Few Taiwan students interested in Southeast Asian languages: poll

As part of its New Southbound Policy, Taiwan’s government is encouraging young people to learn Southeast Asian languages, but a new survey indicates few Taiwanese students are interested in learning the languages spoken in those countries.

Asked “the learning of which language would you characterize as a priority?” only 2.4 percent of middle school, college and university students polled answered Southeast Asian languages, according to the survey conducted by the King Car Cultural and Educational Foundation.

Released on Wednesday, the survey shows that 67.3 percent of respondents said English is the most important language Taiwanese people need to learn.

A total of 13.6 percent of those surveyed picked Korean and Japanese, 10.3 percent said Chinese, 5.7 percent said European languages and 2.4 percent said Southeast Asian languages, the survey shows.

The foundation said the survey results suggest that Taiwanese students need to broaden their global horizon, instead of limiting themselves to learning the language and culture of only a few countries such as the United States, South Korea and Japan.
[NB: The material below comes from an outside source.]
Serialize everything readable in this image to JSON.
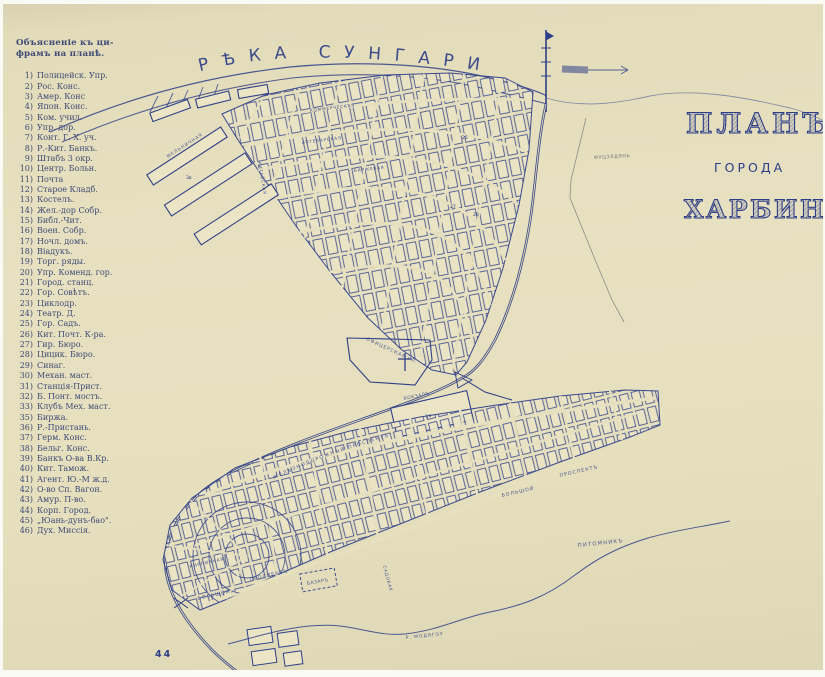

Liu Bih-rong (劉必榮), a professor in politics at Soochow University in Taipei, said that what drives teenagers and young people to learn a foreign language is not necessarily a desire to know more about the international community.

“They may simply want to be able to play games,” Liu said, therefore, if the government wants to promote its New Southbound Policy, it should try to generate more interest in countries in Southeast and South Asia.

Strategies like promoting movies, television dramas or novels from those countries in Taiwan need to be adopted to achieve the desired goal, he suggested.

The New Southbound Policy is an initiative promoted by the ruling Democratic Progressive Party government in an effort to develop closer ties with business partners in the region, such as members of the Association of Southeast Asian Nations and India.

The government, which was sworn in on May 20, is working to diversify Taiwan’s investment and trade at a time when there are concerns the island has become too economically dependent on China.

The survey was conducted by sending questionnaires to randomly selected middle school, college and university students in September. A total of 1,736 valid samples were collected, with a margin of error of plus or minus 3 percentage points.